If you’re not already part of one, join an extracurricular group on campus. Even if the activity seems unrelated to the industry you’re trying to enter, it can provide you with transferable skills that you can leverage in a job interview or cover letter. For example, if you’re an athlete, you can emphasize your ability to work well on a team or serve as a leader, both of which are skills that apply to a work setting.

Get a student job

Student employment can offer similar benefits to extracurricular clubs in terms of helping you excel in the internship application process. Yet a job provides some additional advantages, such as actual work experience that you can list when applying for an internship. No matter what your student job, you’ll report to a supervisor who can advocate for you and attest to your capabilities down the line. Many companies will ask you to provide references as part of your internship application, and your supervisor can serve as a wonderful resource for you.

Take relevant classes

Take advantage of any classes your school offers that are pertinent to the industry you wish to enter. You can list these on your résumé and reference them in an interview to demonstrate your initiative to learn as much as you can about a certain field. If you attend a liberal arts school that offers no preprofessional courses, that does not mean your classes are useless to your application process. Consider how you can leverage skills from your classes such as critical thinking or problem solving in an interview. And no matter what your career aspirations, take a writing course in college. To land a role at any company, you’ll need to be able to write a compelling cover letter to even be considered for a job.

Expand your skillset

To make your résumé stand out to employers, it can be helpful to list skills that differentiate you from other applicants. You can take online courses or even watch YouTube tutorials to become proficient in Photoshop, Excel, InDesign, and many other programs that will make you a more desirable candidate. Whether you know how to code or how to create a large social media following, make sure to emphasize the skills you have that can give you a competitive advantage over other applicants.
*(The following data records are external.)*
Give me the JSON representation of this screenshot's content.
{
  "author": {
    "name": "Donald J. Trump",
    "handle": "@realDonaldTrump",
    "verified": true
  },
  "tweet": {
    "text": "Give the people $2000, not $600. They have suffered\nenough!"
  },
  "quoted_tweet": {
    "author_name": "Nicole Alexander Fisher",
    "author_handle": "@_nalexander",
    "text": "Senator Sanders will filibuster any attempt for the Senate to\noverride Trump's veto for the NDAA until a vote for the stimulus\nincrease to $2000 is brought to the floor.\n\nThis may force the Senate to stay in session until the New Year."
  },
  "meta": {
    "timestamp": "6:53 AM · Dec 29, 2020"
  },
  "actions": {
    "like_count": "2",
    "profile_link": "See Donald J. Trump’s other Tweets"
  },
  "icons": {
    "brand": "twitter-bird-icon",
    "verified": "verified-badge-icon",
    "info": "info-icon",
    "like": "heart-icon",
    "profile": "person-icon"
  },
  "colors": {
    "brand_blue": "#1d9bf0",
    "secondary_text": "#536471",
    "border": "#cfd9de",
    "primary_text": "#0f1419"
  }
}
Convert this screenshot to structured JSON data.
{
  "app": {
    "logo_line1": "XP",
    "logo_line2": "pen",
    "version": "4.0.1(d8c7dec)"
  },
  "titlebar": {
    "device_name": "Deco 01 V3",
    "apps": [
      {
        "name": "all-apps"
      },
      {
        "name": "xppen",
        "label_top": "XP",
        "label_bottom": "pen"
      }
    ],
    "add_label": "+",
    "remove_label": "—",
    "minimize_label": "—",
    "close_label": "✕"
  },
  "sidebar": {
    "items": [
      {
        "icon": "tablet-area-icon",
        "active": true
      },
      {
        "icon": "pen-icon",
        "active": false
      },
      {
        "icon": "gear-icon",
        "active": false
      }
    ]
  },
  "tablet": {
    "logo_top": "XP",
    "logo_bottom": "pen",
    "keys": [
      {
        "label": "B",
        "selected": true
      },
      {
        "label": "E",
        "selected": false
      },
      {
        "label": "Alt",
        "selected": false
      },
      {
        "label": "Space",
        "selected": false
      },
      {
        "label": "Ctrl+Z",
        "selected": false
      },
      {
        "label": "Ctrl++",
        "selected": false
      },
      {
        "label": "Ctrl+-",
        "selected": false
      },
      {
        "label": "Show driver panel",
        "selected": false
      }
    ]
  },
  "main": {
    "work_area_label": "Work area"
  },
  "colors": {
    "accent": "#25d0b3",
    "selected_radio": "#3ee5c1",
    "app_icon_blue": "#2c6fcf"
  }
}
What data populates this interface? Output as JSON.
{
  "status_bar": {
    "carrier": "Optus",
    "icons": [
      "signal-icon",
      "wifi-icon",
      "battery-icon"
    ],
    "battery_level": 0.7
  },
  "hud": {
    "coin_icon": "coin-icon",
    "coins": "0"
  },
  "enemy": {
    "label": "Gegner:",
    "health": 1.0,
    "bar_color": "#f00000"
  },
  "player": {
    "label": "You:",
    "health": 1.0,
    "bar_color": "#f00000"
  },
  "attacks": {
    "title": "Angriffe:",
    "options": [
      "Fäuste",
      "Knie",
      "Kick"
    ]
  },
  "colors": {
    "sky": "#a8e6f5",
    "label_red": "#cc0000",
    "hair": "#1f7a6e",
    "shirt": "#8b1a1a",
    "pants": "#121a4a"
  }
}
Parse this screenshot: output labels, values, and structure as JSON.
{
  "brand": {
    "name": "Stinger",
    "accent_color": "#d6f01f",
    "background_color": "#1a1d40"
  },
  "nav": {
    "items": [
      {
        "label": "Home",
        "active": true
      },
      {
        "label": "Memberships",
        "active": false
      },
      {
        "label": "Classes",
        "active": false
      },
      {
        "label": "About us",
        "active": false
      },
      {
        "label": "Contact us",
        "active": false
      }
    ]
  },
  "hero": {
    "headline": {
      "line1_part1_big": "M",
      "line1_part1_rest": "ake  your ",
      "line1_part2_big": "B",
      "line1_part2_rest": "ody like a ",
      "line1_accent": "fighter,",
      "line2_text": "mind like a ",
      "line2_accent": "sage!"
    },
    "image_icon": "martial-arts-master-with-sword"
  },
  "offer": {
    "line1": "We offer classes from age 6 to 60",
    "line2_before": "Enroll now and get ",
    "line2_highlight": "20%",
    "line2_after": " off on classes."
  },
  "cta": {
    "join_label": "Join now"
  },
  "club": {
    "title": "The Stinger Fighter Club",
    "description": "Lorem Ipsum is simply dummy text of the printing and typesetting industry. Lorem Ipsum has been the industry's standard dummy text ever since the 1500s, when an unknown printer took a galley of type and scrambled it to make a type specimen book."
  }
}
Perhaps the easiest, most surefire way to gain experience to add to your résumé is to volunteer. With companies caring more and more about corporate social responsibility, volunteering can only benefit you. It shows employers that you are committed to giving back to and getting involved in your community. You might even be able to volunteer in an area related to your anticipated career path; say you’re interested in education, and you volunteer by tutoring underprivileged children. This real-world experience can be just as valuable as that of an internship or a job, in the eyes of an employer. Ultimately, if you engage in activities that offer opportunities for you to highlight your skills to employers, you will have no problem accumulating enough experience to secure an internship.